L’INPS ha pubblicato il messaggio del 24 aprile 2026 con le istruzioni operative aggiornate sull’incentivo al posticipo del pensionamento, la misura introdotta dalla Legge di Bilancio 2024 e prorogata anche per il 2026 dalla legge n. 199/2025. Il meccanismo consente ai lavoratori dipendenti che maturano i requisiti per la pensione anticipata di rinunciare al versamento dei contributi IVS a proprio carico e ricevere l’equivalente direttamente in busta paga, senza prelievo fiscale.
Cos’è l’incentivo al posticipo del pensionamento
Si tratta di una facoltà riconosciuta ai lavoratori dipendenti del settore privato e pubblico iscritti all’AGO o a forme sostitutive ed esclusive (per il calendario completo dei pagamenti vedi Pensioni Maggio 2026 — Calendario INPS). Il lavoratore che ha maturato i requisiti per la pensione anticipata e sceglie di proseguire l’attività lavorativa può chiedere al datore di lavoro di non versare la quota di contribuzione IVS a proprio carico (il 9,19% in via ordinaria), ricevendo l’importo corrispondente direttamente in busta paga.
L’importo non concorre alla formazione del reddito imponibile ai fini IRPEF e non è soggetto ad addizionali regionali e comunali. È, in sostanza, un aumento netto della retribuzione mensile.
Chi può richiederlo nel 2026
La proroga 2026 estende l’incentivo a due distinte platee:
- lavoratori che hanno maturato entro il 31 dicembre 2025 i requisiti per la pensione anticipata flessibile (Quota 103 e simili)
- lavoratori che maturano entro il 31 dicembre 2026 i requisiti per la pensione anticipata ordinaria (42 anni e 10 mesi di contributi per gli uomini, 41 anni e 10 mesi per le donne)

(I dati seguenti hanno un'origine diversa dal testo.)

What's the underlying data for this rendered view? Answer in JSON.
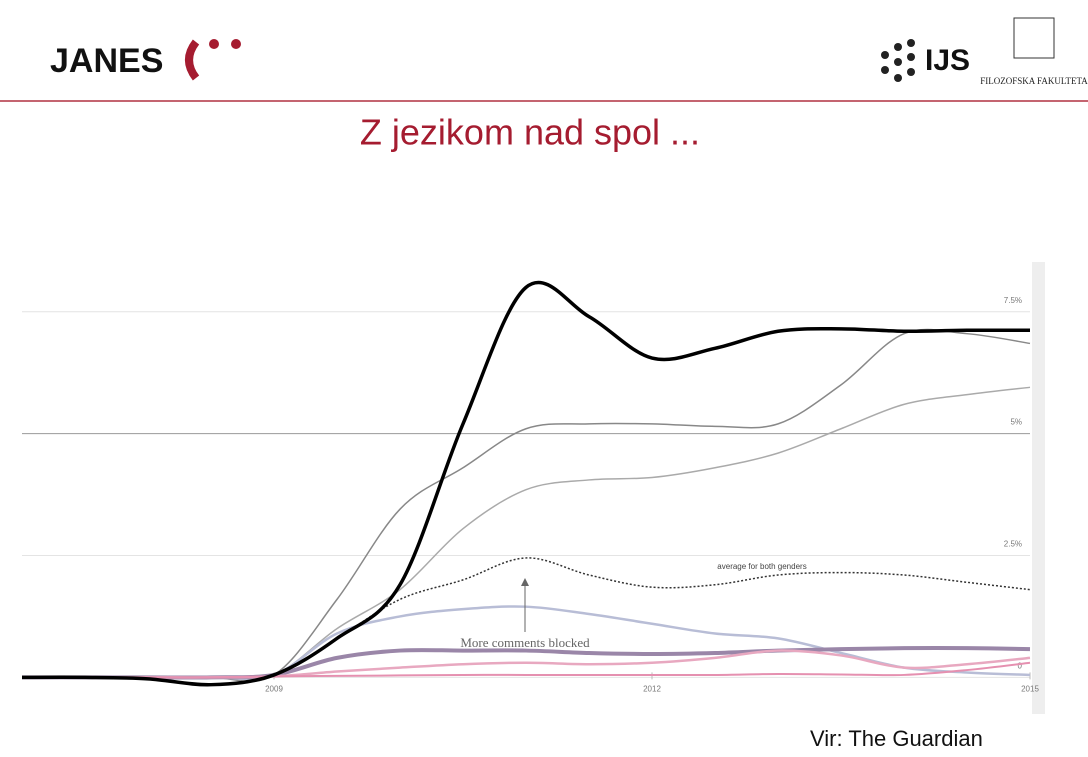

Come funziona la procedura
Con la circolare n. 42 del 3 aprile 2026 e il successivo messaggio operativo, l’INPS ha precisato le tre fasi del processo:
1. Domanda all’INPS
Il lavoratore presenta domanda telematica all’Istituto utilizzando il servizio dedicato sul portale INPS, accedendo con SPID, CIE o CNS. L’istanza specifica la decorrenza dell’esercizio del diritto e i dati del datore di lavoro.
2. Verifica e comunicazione
L’INPS, entro 30 giorni, verifica la sussistenza dei requisiti e comunica l’esito sia al lavoratore sia al datore di lavoro. Solo dopo la comunicazione positiva la procedura diventa operativa.
3. Modifica della busta paga
Ricevuta la conferma, il datore di lavoro sospende il versamento della quota IVS del lavoratore e corrisponde l’importo equivalente come componente della retribuzione, esente da imposizione fiscale.
Quanto vale in busta paga
Il vantaggio economico dipende dalla retribuzione lorda annua. A titolo indicativo, su una RAL di 30.000 euro l’incentivo si traduce in circa 2.757 euro netti annui in più; su una RAL di 40.000 euro siamo intorno ai 3.676 euro. L’importo è erogato pro-quota mensilmente, andando ad aumentare lo stipendio netto in misura significativa.
Effetti sulla pensione futura
La rinuncia ai contributi IVS comporta una riduzione del montante contributivo e quindi dell’assegno pensionistico futuro. Il calcolo del beneficio va sempre confrontato con la perdita previdenziale di lungo periodo: la scelta è particolarmente conveniente per chi prevede di posticipare il pensionamento di un periodo limitato (12-24 mesi) o per chi ha già un montante elevato.
Adempimenti per il datore di lavoro
Il datore di lavoro deve gestire l’aspetto contributivo nel flusso UniEmens, inserendo i codici specifici comunicati dall’INPS. La quota a carico del datore (23,81% in via ordinaria) resta dovuta e va versata regolarmente.
Cumulabilità con altre misure
L’incentivo è cumulabile con il regime fiscale agevolato per i lavoratori che rientrano in Italia, con il fringe benefit esente fino a 1.000 euro (2.000 con figli a carico) e con il taglio del cuneo contributivo. Non è invece compatibile con la fruizione contestuale della pensione anticipata.
Quando conviene scegliere il posticipo
Tre profili tipici per cui l’incentivo è particolarmente interessante: chi ha un tenore di vita basato sulla retribuzione e non desidera abbassarla, chi vuole completare un percorso professionale di rilievo, chi prevede di maturare un assegno pensionistico già robusto e accetta una lieve riduzione del montante in cambio di liquidità immediata netta.
Per maggiori informazioni, consultare il portale ufficiale INPS.
Le informazioni sono aggiornate alla data di pubblicazione. Verificare sempre le condizioni sul sito ufficiale INPS prima di effettuare la richiesta.